As CLASSIC has been working with students and advocating for clients for just over a decade, we thought it would be useful to reach out to the legal community to outline what goes on at CLASSIC and what types of student experiences we currently offer.
Walk-in Advocacy Clinic (“WAC”)
The WAC is the clinic CLASSIC is best known for. In the WAC, students work on files for clients. Our largest areas of practice are criminal, admin (particularly residential tenancy and prison) and immigration, though we practice in approximately 12 areas of law. If selected to volunteer, students can volunteer at any time throughout law school. Volunteers spend a minimum of 3 hours a week at CLASSIC, and typically have 3-6 files. Volunteer students may, but do not necessarily, get litigation experience at administrative tribunals or at provincial court.
Students may also participate in the intensive (aka clinical law) program. This is a for-credit course, for one entire academic term. Intensive students spend approximately 3.5 months working on files (Monday to Thursday) and typically have 25-30 files. Students participating in the intensive appear in provincial court regularly and will usually have done sentencing and/or administrative hearings. Students are evaluated on a pass/fail basis for the work they do at CLASSIC. Students receive a letter grade for their work in the seminar. The letter grade reflects the grade for their participation in the seminar and the paper they write for the seminar class. The letter grade may or may not correspond with their ability with actual file work. Since the actual file work is done on a pass/fail basis, hiring committees may want to contact CLASSIC during the hiring process.
Legal Advice Clinic (“LAC”)
The LAC is for indictable criminal, civil, and family law matters. Students volunteering with the LAC will either sit in on 30-minute consultations between a practicing lawyer and their client and take notes as to what the issues are and what advice is given, or work reception during evening clinics. Students typically do this once per month, for approximately 3 hours. Although CLASSIC is sometimes able to provide references for LAC students, CLASSIC’s staff is largely involved in coordination, not qualitative analysis of students. As such, it is typically difficult for CLASSIC to provide more information than whether or not the student attended their scheduled hours on a regular basis.

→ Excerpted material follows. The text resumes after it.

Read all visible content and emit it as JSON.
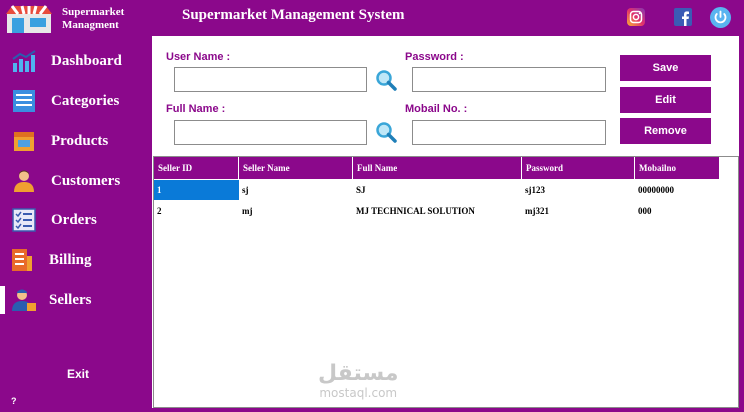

CLASSIC has two student managers at a time, who work 4 hours per week (paid). The student managers are almost always students with significant experience in the WAC who have demonstrated competence. The work varies, but student managers typically will have leadership roles in training, orientation, and mentoring new volunteers and intensives in the WAC. Student managers may also do community legal information presentations, outreach at community events, and act as a go-between for students and lawyers.
Systemic Initiatives/Systemic Justice Course
CLASSIC is not currently, but has in the past, had students involved with systemic initiatives. Students were either volunteers (typically 2-3 hours per month) or participated in a for-credit course. Unlike the WAC, the systemic course lasted both academic terms, but was only one course. Students were involved in research and writing for systemic initiatives, which involved both community outreach and legal research/writing.
Project ID students work with people who have lost, or otherwise do not have, legal ID. Students meet clients one-on-one and assist them with preparing the necessary documents to get a new ID. Students will typically have met and assisted 30-40 clients over the course of a year.
Community Legal Education (“CLE”)
CLE students give presentations, outlining legal rights and responsibilities, to community members and community-based organizations. Presentations typically involve landlord/tenant issues, policing, and employment law.
CLASSIC often seeks a few student volunteers to work on projects which do not fall into any of the categories listed above. The projects vary substantially, but they are typically research orientated and involve approximately 3 hours per week.